Jeunes mères est le nouveau film des frères Dardenne (Tori et Lokita), présenté en Compétition au festival de Cannes. Centré sur 5 personnages de mères évoluant indépendamment, ce drame se révèle aussi ronflant que tendre
Tout connaisseur de l’Histoire du Festival de Cannes connaît forcément les réalisateurs de Jeunes mères : les frères Dardenne font partie des rares détenteurs de 2 Palmes d’Or avec Rosetta en 1999 et L’Enfant en 2005. Deux drames explorant les tréfonds d’une classe sociale abandonnée en Belgique, portés par des acteurs complètement habités.
Le style Dardenne est ainsi né, faisant quasi école dans une approche à la fois naturaliste et quasi documentaire via l’usage d’une caméra portée constamment centrée sur le visage de ses protagoniste. Du « cinéma-vérité » abolissant la frontière entre fiction et réalité, mais qui est peu à peu tombé dans une légère taylorisation tournant au gimmick.

Une pâte signature pour les réalisateurs belges, mais dont la force tellurique initiale s’est depuis pas mal de temps déjà dissoute, mais parfois aidée par leur direction d’acteurs amateurs sonnant toujours justes. Et après un Tori & Lokita sympathique, Jeunes mères est la nouvelle entrée en Compétition des réalisateurs.
Une histoire de partum
Malgré leur âge, les 2 compères n’hésitent pas à aborder le sujet de la maternité à travers plusieurs personnages devant apprendre à gérer leur nouvelle condition. Une maternité récente comme Perla (Lucie Laruelle), dont la relation fragile avec son compagnon et sa grande sœur impacte le quotidien. Une maternité en devenir pour Jessica (Babette Verbeek), dont le caractère toxique de la propre mère contamine ses propres envie d’être mère.
Une autre maternité par Ariane (Janaïna Halloy Fokan), dont le propre abandon maternel vécu auparavant déterminent la décision d’un placement en famille d’accueil… Jeunes mères abandonne pourtant tout misérabilisme pour lequel on pourrait attendre les Dardenne lorsqu’ils s’aventurent sur ce terrain, en plaçant sur le même échiquier un autre couple solide mais empêtrés dans une recherche de logement.

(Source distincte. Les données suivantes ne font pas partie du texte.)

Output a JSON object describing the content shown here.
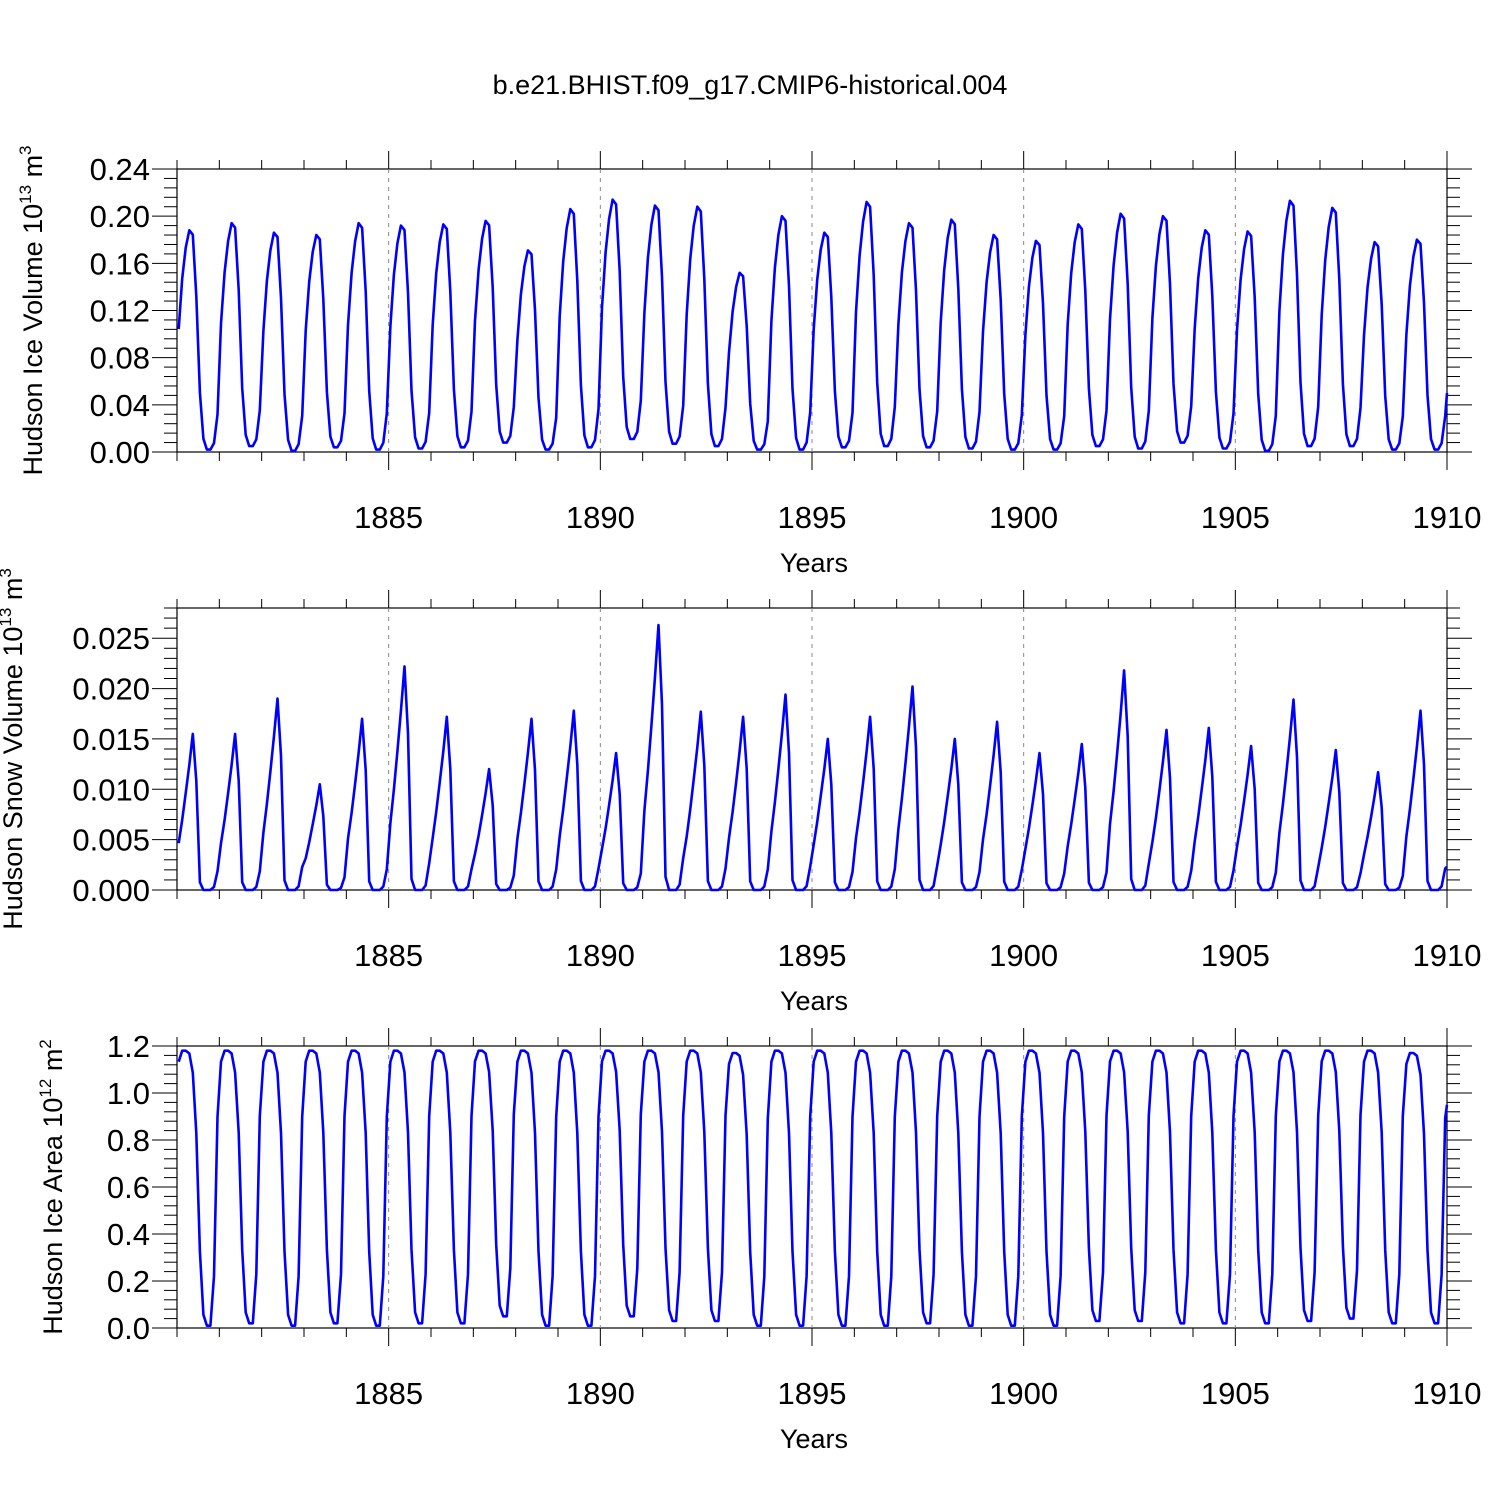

En bref, cette nouvelle incursion se révèle étonnamment tendre et optimiste malgré certains sujets abordés (cette mère ancienne SDF est de loin l’arc narratif le plus touchant), enchaînant les fragments de vie de manière à la fois déséquilibrée et renseignée sur toute une quotidienneté du post-partum. Un lever de voile qui porte toute la douceur du projet de Jeunes mères, mais qui se révèle in fine handicapé par son exécution.
Bon scénario dirigé sans passion
Car oui, Jeunes mères est d’un aspect ronflant global malgré la pureté de son propos, délaissant tout gros travail narratif et empathique. L’empathie repose ainsi sur le simple placardage de situations pourvoyeuses de pathos, tel un jeter de dé dont l’objectif est l’adhésion immédiate sans réel questionnement sur le point de vue. Dès lors, Jeunes mères enchaîne les tranches d’intimité sans réel focus ni position de cinéaste.
De plus, l’acting se veut profondément inconstant : une gageure consubstantielle à l’emploi d’acteurs amateurs, mais qui impacte l’intensité dramatique de plusieurs scènes se voulant intenses : la plupart des scènes exutoires ou de disputes sont donc plombées par la distance regrettable avec laquelle les Dardenne portent leur regard sur leur histoire.

Pour autant, cette historie de Jeunes mères est définitivement la vraie force du métrage, constamment juste et bien écrite pour ces personnages de réelles héroïnes du quotidien. Un scénario qui ne tente pas de circonvolutions narratives inutiles, mais qui dans l’aspect patchwork trouve une cohésion globale en terme de célébration du combat qu’est la maternité. Une sincérité d’intention qui justifie à lui seul l’existence du projet.
Jeunes mères est sorti au cinéma le 23 mai 2025. Retrouvez tous nos articles du Festival de Cannes ici.
avis
Avec Jeunes Mères, les frères Dardenne signent un film ambivalent, entre aspect ronflant et pureté d'intention salvatrice. Une sincérité qui inonde d'optimisme le regard porté sur la maternité, mais automatiquement tirée vers le bas par le regard passif de ses réalisateurs.